Charles Guérin

Du seuil de sa prison charnelle.

Du seuil de sa prison charnelle, l’âme écoute
Venir le soir ; porteur d’un message angélique
Il chemine vers elle et l’enveloppe toute
De parfums, de tendresse, et d’ombre et de musique.
 
L’âme, attentive au pas du visiteur nocturne,
A dépouillé ses vieux désirs comme des feuilles ;
Et, docile au divin semeur, elle recueille
La cendre et le sommeil qu’il puise dans son urne.
 
Le soir silencieux souffle à souffle s’écoule.

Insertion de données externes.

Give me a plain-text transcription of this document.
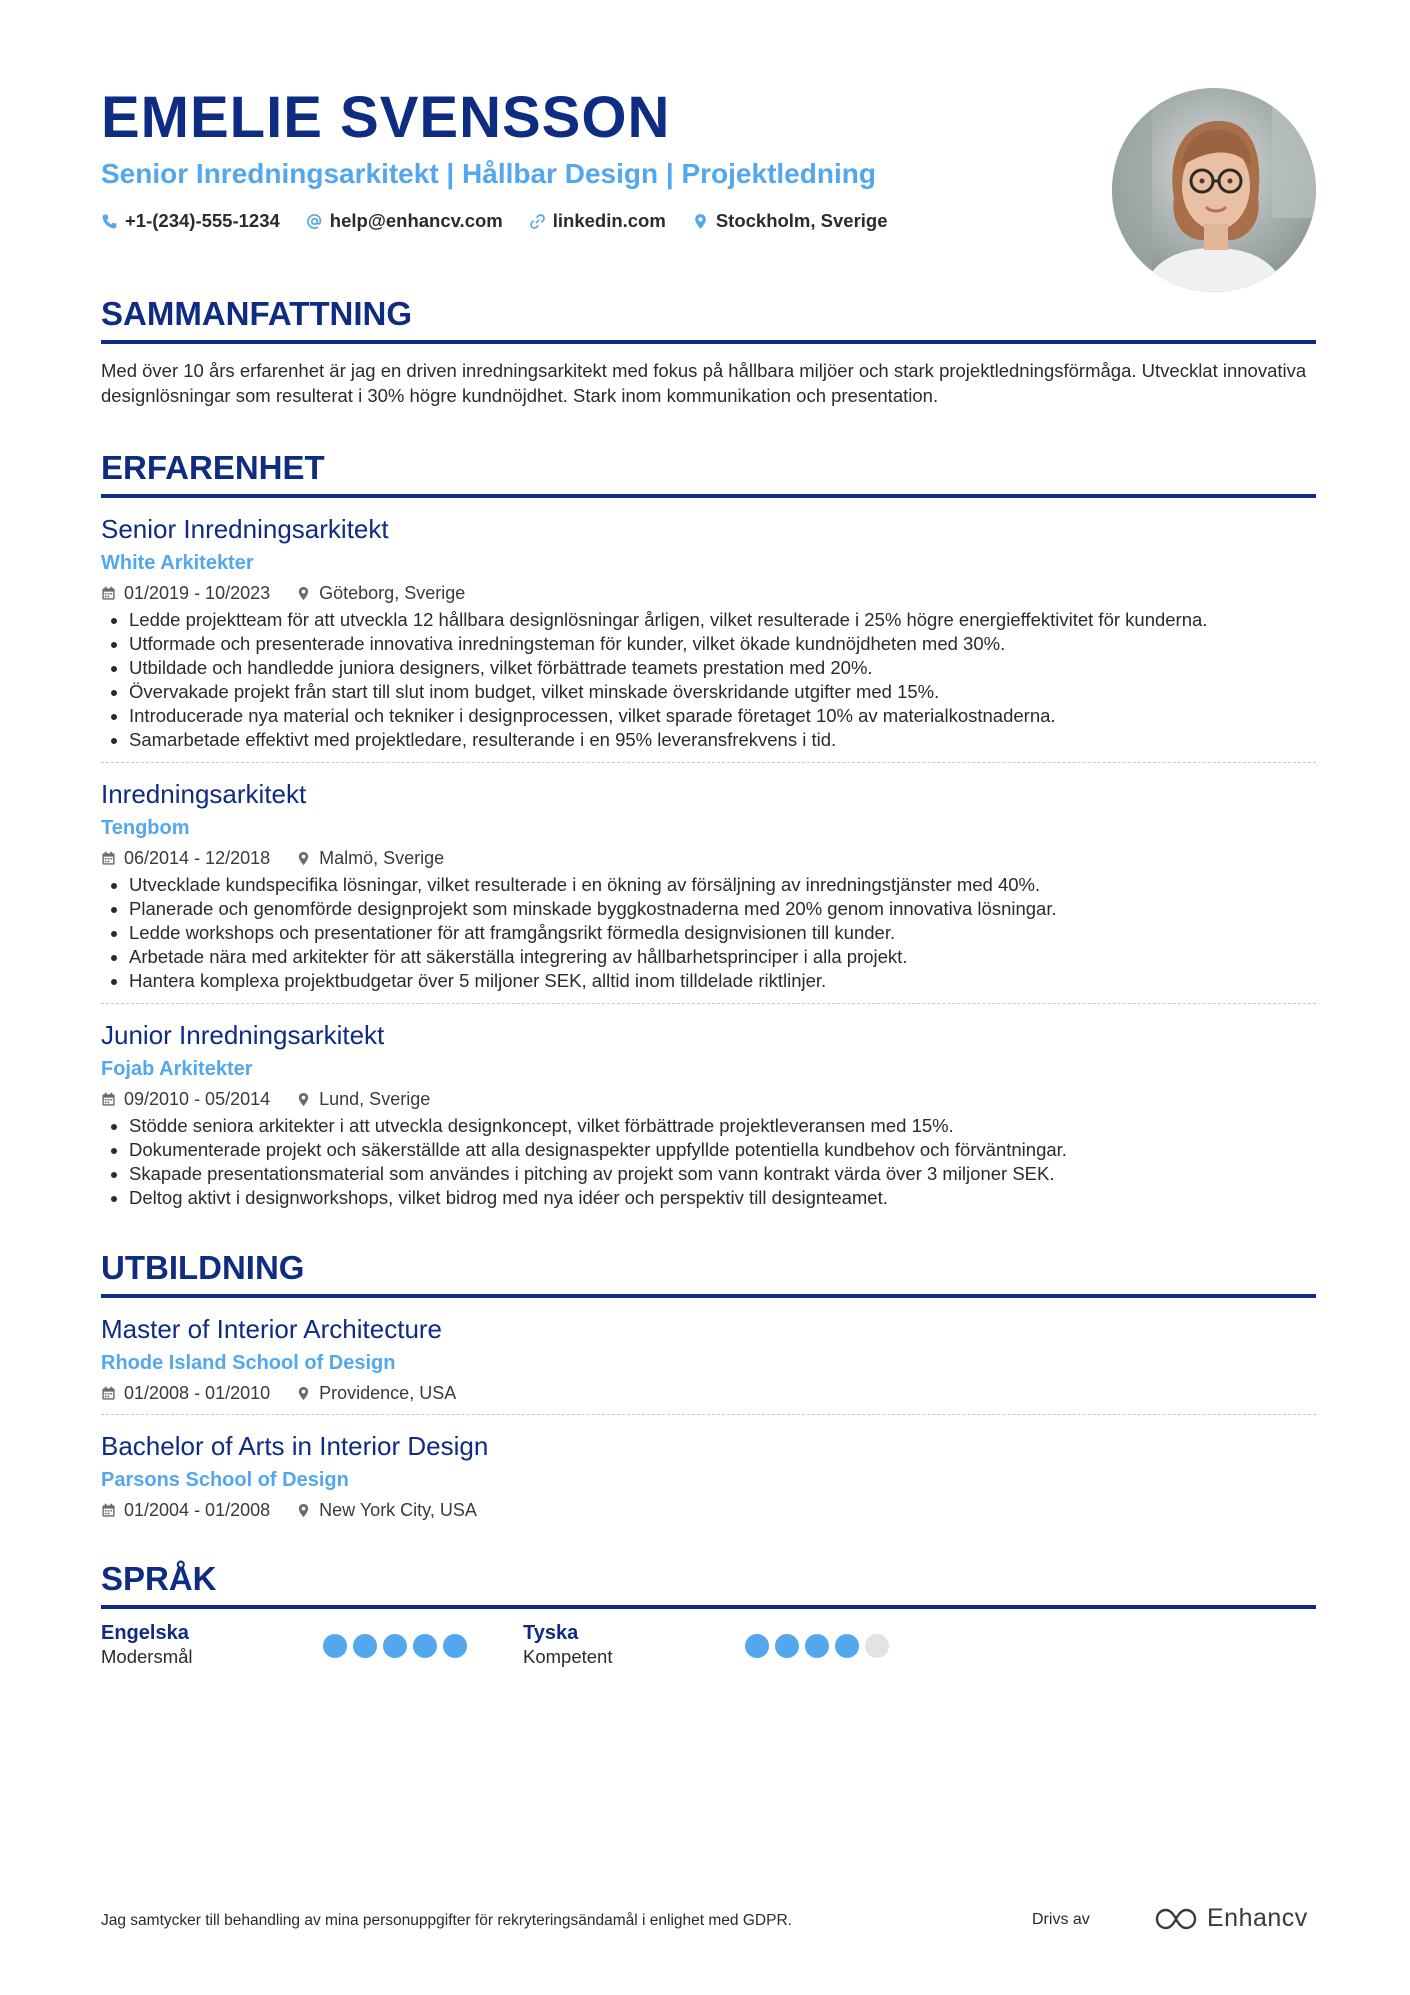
EMELIE SVENSSON
Senior Inredningsarkitekt | Hållbar Design | Projektledning
+1-(234)-555-1234	help@enhancv.com	linkedin.com	Stockholm, Sverige
SAMMANFATTNING
Med över 10 års erfarenhet är jag en driven inredningsarkitekt med fokus på hållbara miljöer och stark projektledningsförmåga. Utvecklat innovativa designlösningar som resulterat i 30% högre kundnöjdhet. Stark inom kommunikation och presentation.
ERFARENHET
Senior Inredningsarkitekt
White Arkitekter
01/2019 - 10/2023	Göteborg, Sverige
• Ledde projektteam för att utveckla 12 hållbara designlösningar årligen, vilket resulterade i 25% högre energieffektivitet för kunderna.
• Utformade och presenterade innovativa inredningsteman för kunder, vilket ökade kundnöjdheten med 30%.
• Utbildade och handledde juniora designers, vilket förbättrade teamets prestation med 20%.
• Övervakade projekt från start till slut inom budget, vilket minskade överskridande utgifter med 15%.
• Introducerade nya material och tekniker i designprocessen, vilket sparade företaget 10% av materialkostnaderna.
• Samarbetade effektivt med projektledare, resulterande i en 95% leveransfrekvens i tid.
Inredningsarkitekt
Tengbom
06/2014 - 12/2018	Malmö, Sverige
• Utvecklade kundspecifika lösningar, vilket resulterade i en ökning av försäljning av inredningstjänster med 40%.
• Planerade och genomförde designprojekt som minskade byggkostnaderna med 20% genom innovativa lösningar.
• Ledde workshops och presentationer för att framgångsrikt förmedla designvisionen till kunder.
• Arbetade nära med arkitekter för att säkerställa integrering av hållbarhetsprinciper i alla projekt.
• Hantera komplexa projektbudgetar över 5 miljoner SEK, alltid inom tilldelade riktlinjer.
Junior Inredningsarkitekt
Fojab Arkitekter
09/2010 - 05/2014	Lund, Sverige
• Stödde seniora arkitekter i att utveckla designkoncept, vilket förbättrade projektleveransen med 15%.
• Dokumenterade projekt och säkerställde att alla designaspekter uppfyllde potentiella kundbehov och förväntningar.
• Skapade presentationsmaterial som användes i pitching av projekt som vann kontrakt värda över 3 miljoner SEK.
• Deltog aktivt i designworkshops, vilket bidrog med nya idéer och perspektiv till designteamet.
UTBILDNING
Master of Interior Architecture
Rhode Island School of Design
01/2008 - 01/2010	Providence, USA
Bachelor of Arts in Interior Design
Parsons School of Design
01/2004 - 01/2008	New York City, USA
SPRÅK
Engelska
Modersmål
Tyska
Kompetent
Jag samtycker till behandling av mina personuppgifter för rekryteringsändamål i enlighet med GDPR.	Drivs av	Enhancv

Son amoureux émoi ferme les jeunes roses
Et berce, d’un baiser furtif qu’à peine il pose,
La langueur des ramiers qui longuement roucoulent.
 
Le soir mêle les voix claires aux robes blanches ;
Il fait rire d’échos en échos les collines.

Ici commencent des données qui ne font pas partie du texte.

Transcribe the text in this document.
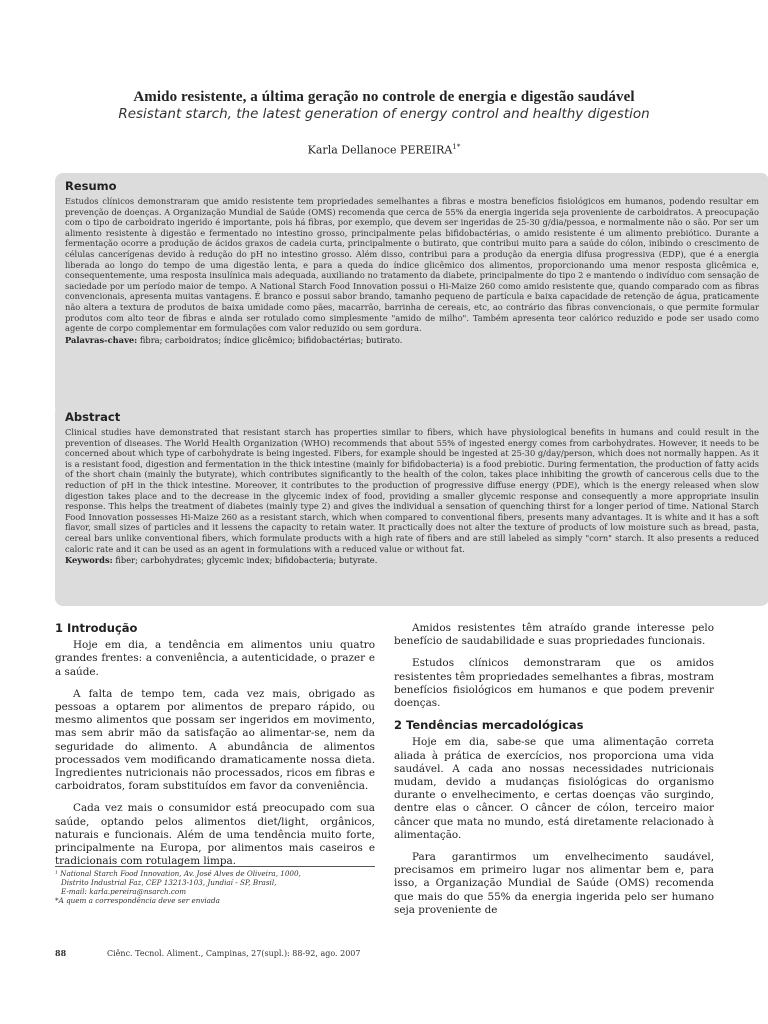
Amido resistente, a última geração no controle de energia e digestão saudável
Resistant starch, the latest generation of energy control and healthy digestion
Karla Dellanoce $PEREIRA^{1*}$
Resumo

Estudos clínicos demonstraram que amido resistente tem propriedades semelhantes a fibras e mostra benefícios fisiológicos em humanos, podendo resultar em prevenção de doenças. A Organização Mundial de Saúde (OMS) recomenda que cerca de 55% da energia ingerida seja proveniente de carboidratos. A preocupação com o tipo de carboidrato ingerido é importante, pois há fibras, por exemplo, que devem ser ingeridas de 25-30 g/dia/pessoa, e normalmente não o são. Por ser um alimento resistente à digestão e fermentado no intestino grosso, principalmente pelas bifidobactérias, o amido resistente é um alimento prebiótico. Durante a fermentação ocorre a produção de ácidos graxos de cadeia curta, principalmente o butirato, que contribui muito para a saúde do cólon, inibindo o crescimento de células cancerígenas devido à redução do pH no intestino grosso. Além disso, contribui para a produção da energia difusa progressiva (EDP), que é a energia liberada ao longo do tempo de uma digestão lenta, e para a queda do índice glicêmico dos alimentos, proporcionando uma menor resposta glicêmica e, consequentemente, uma resposta insulínica mais adequada, auxiliando no tratamento da diabete, principalmente do tipo 2 e mantendo o indivíduo com sensação de saciedade por um período maior de tempo. A National Starch Food Innovation possui o Hi-Maize 260 como amido resistente que, quando comparado com as fibras convencionais, apresenta muitas vantagens. É branco e possui sabor brando, tamanho pequeno de partícula e baixa capacidade de retenção de água, praticamente não altera a textura de produtos de baixa umidade como pães, macarrão, barrinha de cereais, etc, ao contrário das fibras convencionais, o que permite formular produtos com alto teor de fibras e ainda ser rotulado como simplesmente "amido de milho". Também apresenta teor calórico reduzido e pode ser usado como agente de corpo complementar em formulações com valor reduzido ou sem gordura.

Palavras-chave: fibra; carboidratos; índice glicêmico; bifidobactérias; butirato.
Abstract

Clinical studies have demonstrated that resistant starch has properties similar to fibers, which have physiological benefits in humans and could result in the prevention of diseases. The World Health Organization (WHO) recommends that about 55% of ingested energy comes from carbohydrates. However, it needs to be concerned about which type of carbohydrate is being ingested. Fibers, for example should be ingested at 25-30 g/day/person, which does not normally happen. As it is a resistant food, digestion and fermentation in the thick intestine (mainly for bifidobacteria) is a food prebiotic. During fermentation, the production of fatty acids of the short chain (mainly the butyrate), which contributes significantly to the health of the colon, takes place inhibiting the growth of cancerous cells due to the reduction of pH in the thick intestine. Moreover, it contributes to the production of progressive diffuse energy (PDE), which is the energy released when slow digestion takes place and to the decrease in the glycemic index of food, providing a smaller glycemic response and consequently a more appropriate insulin response. This helps the treatment of diabetes (mainly type 2) and gives the individual a sensation of quenching thirst for a longer period of time. National Starch Food Innovation possesses Hi-Maize 260 as a resistant starch, which when compared to conventional fibers, presents many advantages. It is white and it has a soft flavor, small sizes of particles and it lessens the capacity to retain water. It practically does not alter the texture of products of low moisture such as bread, pasta, cereal bars unlike conventional fibers, which formulate products with a high rate of fibers and are still labeled as simply "corn" starch. It also presents a reduced caloric rate and it can be used as an agent in formulations with a reduced value or without fat.

Keywords: fiber; carbohydrates; glycemic index; bifidobacteria; butyrate.
1 Introdução

Hoje em dia, a tendência em alimentos uniu quatro grandes frentes: a conveniência, a autenticidade, o prazer e a saúde.

A falta de tempo tem, cada vez mais, obrigado as pessoas a optarem por alimentos de preparo rápido, ou mesmo alimentos que possam ser ingeridos em movimento, mas sem abrir mão da satisfação ao alimentar-se, nem da seguridade do alimento. A abundância de alimentos processados vem modificando dramaticamente nossa dieta. Ingredientes nutricionais não processados, ricos em fibras e carboidratos, foram substituídos em favor da conveniência.

Cada vez mais o consumidor está preocupado com sua saúde, optando pelos alimentos diet/light, orgânicos, naturais e funcionais. Além de uma tendência muito forte, principalmente na Europa, por alimentos mais caseiros e tradicionais com rotulagem limpa.

Amidos resistentes têm atraído grande interesse pelo benefício de saudabilidade e suas propriedades funcionais.

Estudos clínicos demonstraram que os amidos resistentes têm propriedades semelhantes a fibras, mostram benefícios fisiológicos em humanos e que podem prevenir doenças.

2 Tendências mercadológicas

Hoje em dia, sabe-se que uma alimentação correta aliada à prática de exercícios, nos proporciona uma vida saudável. A cada ano nossas necessidades nutricionais mudam, devido a mudanças fisiológicas do organismo durante o envelhecimento, e certas doenças vão surgindo, dentre elas o câncer. O câncer de cólon, terceiro maior câncer que mata no mundo, está diretamente relacionado à alimentação.

Para garantirmos um envelhecimento saudável, precisamos em primeiro lugar nos alimentar bem e, para isso, a Organização Mundial de Saúde (OMS) recomenda que mais do que 55% da energia ingerida pelo ser humano seja proveniente de

¹ National Starch Food Innovation, Av. José Alves de Oliveira, 1000,
Distrito Industrial Faz, CEP 13213-103, Jundiaí - SP, Brasil,
E-mail: karla.pereira@nsarch.com
*A quem a correspondência deve ser enviada
88	Ciênc. Tecnol. Aliment., Campinas, 27(supl.): 88-92, ago. 2007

Le soir d’or se suspend à l’âme qu’il incline
Comme le fruit trop lourd fait se ployer la branche ;
 
Il attriste l’adieu du soleil sur les tuiles,
Et sa grave rumeur recueille au bord des routes
La limpide chanson qui tinte, goutte à goutte,
Des lèvres sur la chair et de l’eau sur l’argile.
 
Le soir souple s’enroule au rouet des servantes,
Et l’aïeule aux cheveux d’hiver, aux mains d’automne,
Remplit sa cruche au puits d’argent clair qui frissonne
Et sa prunelle obscure aux étoiles naissantes.
 
Ô soir d’amour, soir de bonté, qui pacifie
Les visages amers et durs des misérables,
Soir divin dont le simple angélus ineffable
Terrasse les genoux d’orgueil devant la vie,
 
Arrête la clarté de tes mondes en marche
Sur le front des porteurs de lyres et des sages,
Dont les rêves profonds s’ouvrent comme des arches
Au-dessus du funèbre et sourd fleuve des âges
 
Où notre nef d’exil s’engouffre à toutes voiles ;
Tandis que Dieu, pensif, d’un invisible geste,
Versera pour leur soif dans la cuve céleste
Les fruits de l’âme humaine et des grappes d’étoiles.